The model used to figure out things is based on the 100-profession exercise, on which results other exercises build on. A great an original well-thought system, which I think will be great to work on with Butler as a counsellor, but, as it is presented in the book, it is not always clear, especially the part about working with imagery and dynamic tension.You are supposed to find 10 professions that you might want to do if you were able to and there was no obstacle whatsoever; I had difficulty finding even 10 that I liked; this is so because most of the professions are non-artistic, non-Humanities, business and managerial jobs. Just say, I would love to be a hairdresser, or a tailor, or be a ballerina,  well, these professions aren't mentioned. 
> Introversion/extroversion aren't apparently part of the equation, and the system suffers because two people could have the same life interests,  passions  and talents, but their introspective or extrovert intrinsic nature would lead them through very different paths. Perhaps these two element are part of the system but, as an introvert, I found that it wasn't  that obvious.


NOT SO GOOD

> You have to wait to the end of the book, literally, for Butler to explain what he means by impasse. And when you get the definition, is not that clear, and not what most people picking this book for  thought it was, because, speaking for myself, this was supposed to be a career, job or life crisis book not about an existential crisis.
> The examples from real cases and people go forever, are uninteresting, and mostly based on business people and professionals to whom I could not relate.
> Butler's writing is not always polished and clear, and some paragraphs would have needed of a better editing or editor.
> One of the many examples Butler uses in the book is that of cyclist Lance Armstrong, obviously written before the cheating scandal broke up; this ages the book and is no longer valid as an example for anything.
> In Deep Dive 'Dimensions of Achievement', Butler asks the following question: "Imagine forward to one year from now. At the end of the next twelve months, what would make you feel that you have done 'real work' and made a genuine contribution?". Isn't that called science fiction? Most people picking up this book won't be able to answer this because they would be without a job or a career in a process of transition with no idea on what is happening to them. They are stuck, remember?
> Butler tells you what do with the dynamic tensions we unearth in the 100-profession exercise. And he says "not try to “solve” the tension. Just experience it. Ultimately, you must live the resolution, not think your way through" (locs 2160-2161). What is that supposed to mean, really?

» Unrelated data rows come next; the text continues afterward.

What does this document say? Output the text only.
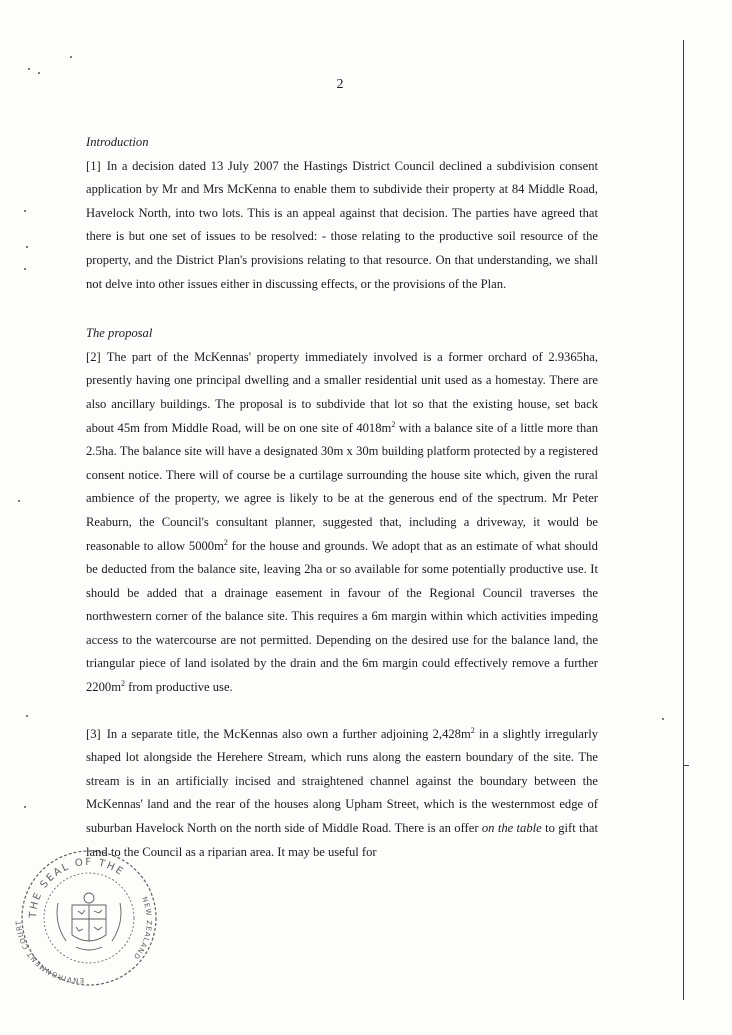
2

Introduction

[1] In a decision dated 13 July 2007 the Hastings District Council declined a subdivision consent application by Mr and Mrs McKenna to enable them to subdivide their property at 84 Middle Road, Havelock North, into two lots. This is an appeal against that decision. The parties have agreed that there is but one set of issues to be resolved: - those relating to the productive soil resource of the property, and the District Plan's provisions relating to that resource. On that understanding, we shall not delve into other issues either in discussing effects, or the provisions of the Plan.

The proposal

[2] The part of the McKennas' property immediately involved is a former orchard of 2.9365ha, presently having one principal dwelling and a smaller residential unit used as a homestay. There are also ancillary buildings. The proposal is to subdivide that lot so that the existing house, set back about 45m from Middle Road, will be on one site of $4018m^2$ with a balance site of a little more than 2.5ha. The balance site will have a designated 30m x 30m building platform protected by a registered consent notice. There will of course be a curtilage surrounding the house site which, given the rural ambience of the property, we agree is likely to be at the generous end of the spectrum. Mr Peter Reaburn, the Council's consultant planner, suggested that, including a driveway, it would be reasonable to allow $5000m^2$ for the house and grounds. We adopt that as an estimate of what should be deducted from the balance site, leaving 2ha or so available for some potentially productive use. It should be added that a drainage easement in favour of the Regional Council traverses the northwestern corner of the balance site. This requires a 6m margin within which activities impeding access to the watercourse are not permitted. Depending on the desired use for the balance land, the triangular piece of land isolated by the drain and the 6m margin could effectively remove a further $2200m^2$ from productive use.

[3] In a separate title, the McKennas also own a further adjoining $2,428m^2$ in a slightly irregularly shaped lot alongside the Herehere Stream, which runs along the eastern boundary of the site. The stream is in an artificially incised and straightened channel against the boundary between the McKennas' land and the rear of the houses along Upham Street, which is the westernmost edge of suburban Havelock North on the north side of Middle Road. There is an offer on the table to gift that land to the Council as a riparian area. It may be useful for

THE SEAL OF THE
ENVIRONMENT COURT
NEW ZEALAND
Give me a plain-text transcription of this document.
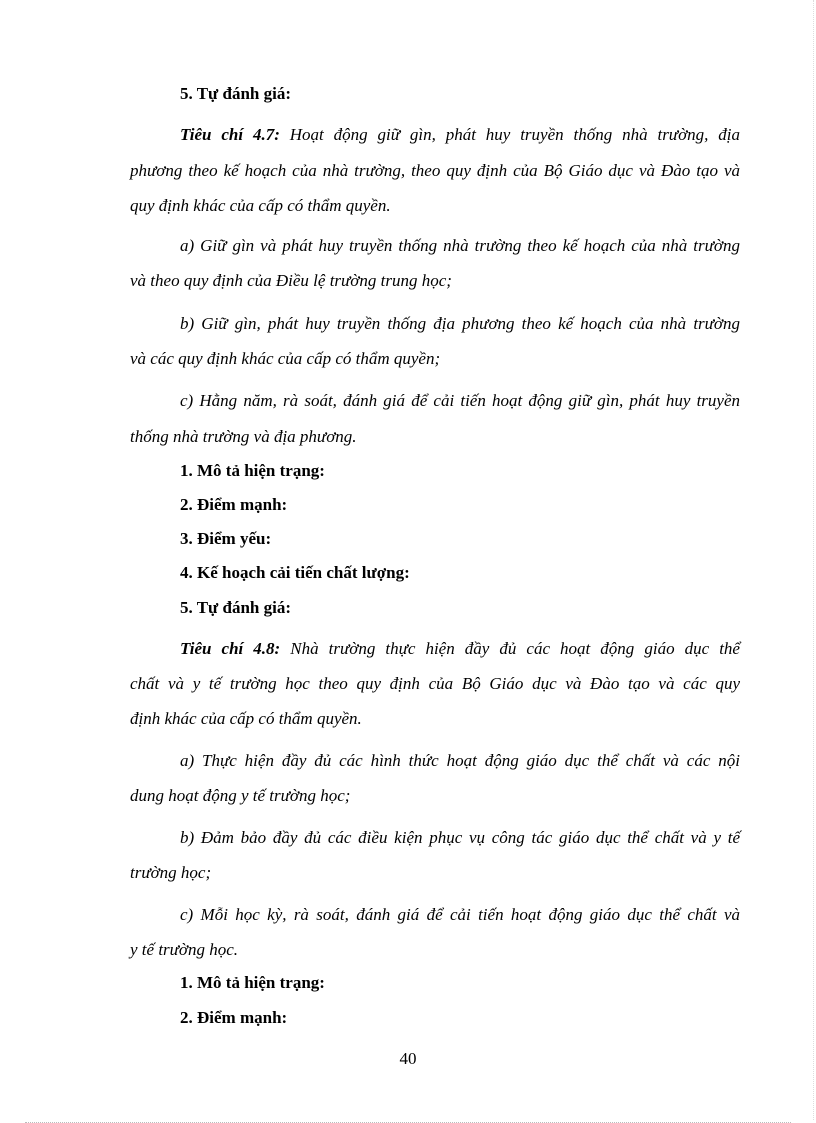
5. Tự đánh giá:
Tiêu chí 4.7: Hoạt động giữ gìn, phát huy truyền thống nhà trường, địa
phương theo kế hoạch của nhà trường, theo quy định của Bộ Giáo dục và Đào tạo và
quy định khác của cấp có thẩm quyền.
a) Giữ gìn và phát huy truyền thống nhà trường theo kế hoạch của nhà trường
và theo quy định của Điều lệ trường trung học;
b) Giữ gìn, phát huy truyền thống địa phương theo kế hoạch của nhà trường
và các quy định khác của cấp có thẩm quyền;
c) Hằng năm, rà soát, đánh giá để cải tiến hoạt động giữ gìn, phát huy truyền
thống nhà trường và địa phương.
1. Mô tả hiện trạng:
2. Điểm mạnh:
3. Điểm yếu:
4. Kế hoạch cải tiến chất lượng:
5. Tự đánh giá:
Tiêu chí 4.8: Nhà trường thực hiện đầy đủ các hoạt động giáo dục thể
chất và y tế trường học theo quy định của Bộ Giáo dục và Đào tạo và các quy
định khác của cấp có thẩm quyền.
a) Thực hiện đầy đủ các hình thức hoạt động giáo dục thể chất và các nội
dung hoạt động y tế trường học;
b) Đảm bảo đầy đủ các điều kiện phục vụ công tác giáo dục thể chất và y tế
trường học;
c) Mỗi học kỳ, rà soát, đánh giá để cải tiến hoạt động giáo dục thể chất và
y tế trường học.
1. Mô tả hiện trạng:
2. Điểm mạnh:
40
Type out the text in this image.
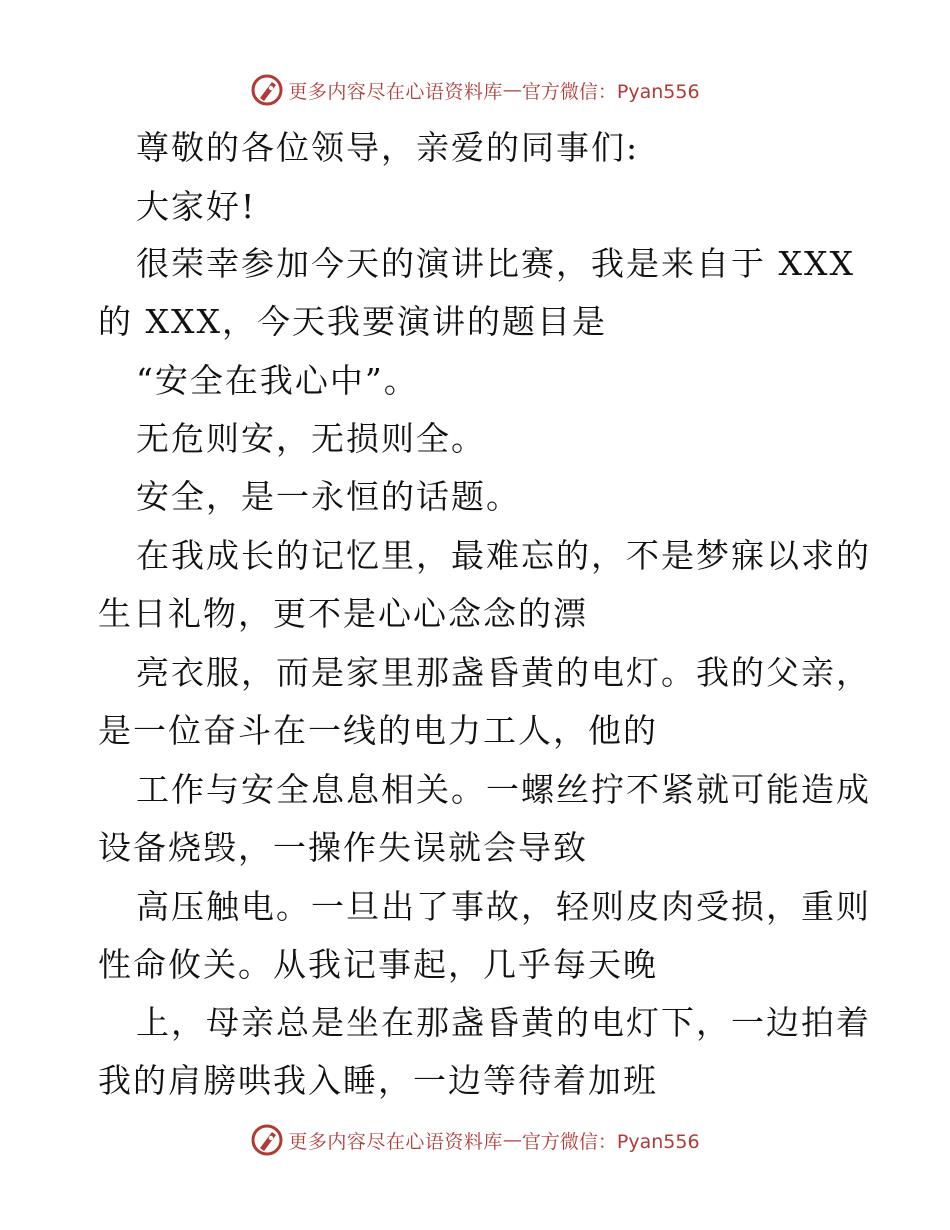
更多内容尽在心语资料库 — 官方微信：Pyan556
尊敬的各位领导，亲爱的同事们:
大家好!
很荣幸参加今天的演讲比赛，我是来自于 XXX
的 XXX，今天我要演讲的题目是
“安全在我心中”。
无危则安，无损则全。
安全，是一永恒的话题。
在我成长的记忆里，最难忘的，不是梦寐以求的
生日礼物，更不是心心念念的漂
亮衣服，而是家里那盏昏黄的电灯。我的父亲，
是一位奋斗在一线的电力工人，他的
工作与安全息息相关。一螺丝拧不紧就可能造成
设备烧毁，一操作失误就会导致
高压触电。一旦出了事故，轻则皮肉受损，重则
性命攸关。从我记事起，几乎每天晚
上，母亲总是坐在那盏昏黄的电灯下，一边拍着
我的肩膀哄我入睡，一边等待着加班
更多内容尽在心语资料库 — 官方微信：Pyan556
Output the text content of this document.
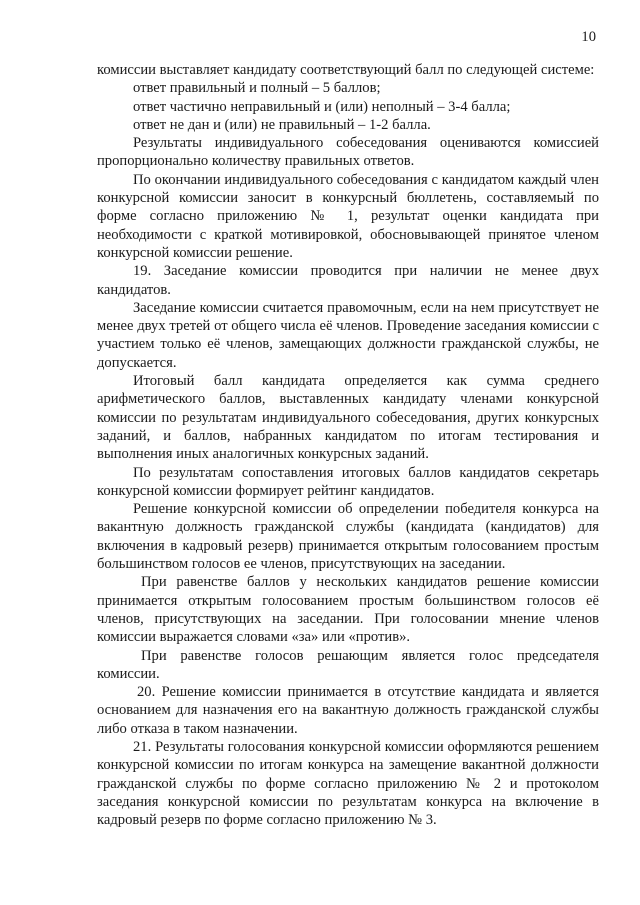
10

комиссии выставляет кандидату соответствующий балл по следующей системе:

ответ правильный и полный – 5 баллов;

ответ частично неправильный и (или) неполный – 3-4 балла;

ответ не дан и (или) не правильный – 1-2 балла.

Результаты индивидуального собеседования оцениваются комиссией пропорционально количеству правильных ответов.

По окончании индивидуального собеседования с кандидатом каждый член конкурсной комиссии заносит в конкурсный бюллетень, составляемый по форме согласно приложению № 1, результат оценки кандидата при необходимости с краткой мотивировкой, обосновывающей принятое членом конкурсной комиссии решение.

19. Заседание комиссии проводится при наличии не менее двух кандидатов.

Заседание комиссии считается правомочным, если на нем присутствует не менее двух третей от общего числа её членов. Проведение заседания комиссии с участием только её членов, замещающих должности гражданской службы, не допускается.

Итоговый балл кандидата определяется как сумма среднего арифметического баллов, выставленных кандидату членами конкурсной комиссии по результатам индивидуального собеседования, других конкурсных заданий, и баллов, набранных кандидатом по итогам тестирования и выполнения иных аналогичных конкурсных заданий.

По результатам сопоставления итоговых баллов кандидатов секретарь конкурсной комиссии формирует рейтинг кандидатов.

Решение конкурсной комиссии об определении победителя конкурса на вакантную должность гражданской службы (кандидата (кандидатов) для включения в кадровый резерв) принимается открытым голосованием простым большинством голосов ее членов, присутствующих на заседании.

При равенстве баллов у нескольких кандидатов решение комиссии принимается открытым голосованием простым большинством голосов её членов, присутствующих на заседании. При голосовании мнение членов комиссии выражается словами «за» или «против».

При равенстве голосов решающим является голос председателя комиссии.

20. Решение комиссии принимается в отсутствие кандидата и является основанием для назначения его на вакантную должность гражданской службы либо отказа в таком назначении.

21. Результаты голосования конкурсной комиссии оформляются решением конкурсной комиссии по итогам конкурса на замещение вакантной должности гражданской службы по форме согласно приложению № 2 и протоколом заседания конкурсной комиссии по результатам конкурса на включение в кадровый резерв по форме согласно приложению № 3.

THE BOOK IS NOT FOR YOU IF

> You already know your  talents, weaknesses and vocation and are still stuck. 
> You have lost your job at middle age and the job market is not welcoming or favourable to older fellows or just you even though you have great talents.
> Your gender, age or origin are a hurdle that you have jump over.
> You are professional, but managerial or business jobs aren't your thing.
> You are a Humanities person, not a Science of Business fellow.
> You don't know what to do next but have to pay your bills, so need something more practical because you don't have the time to existential munching over a pina colada.

THE BOOK IS FOR YOU IF 

> You have finished your University studies and are a bit lost, and don't know where to go or are unsure about two or more choices.
> You are gravitating around business and managerial professions.
> You need to figure out how to match your inner traits, personality, skills and passions to find a  satisfying career.
> You have the luxury of spare time, energy and money to stop and re-evaluate your career options, satisfaction, long term projection, etc 

KINDLE EDITION

A very good edition, with no typos on view and hyper-linked notes, but references to tables aren't. Some of the tables in the book, which are included in the Kindle edition, cannot be seen properly in full on android. Although arrows allow to move back and forward through the table, one cannot see it properly, which is a pity. They work well in Kindle for PC.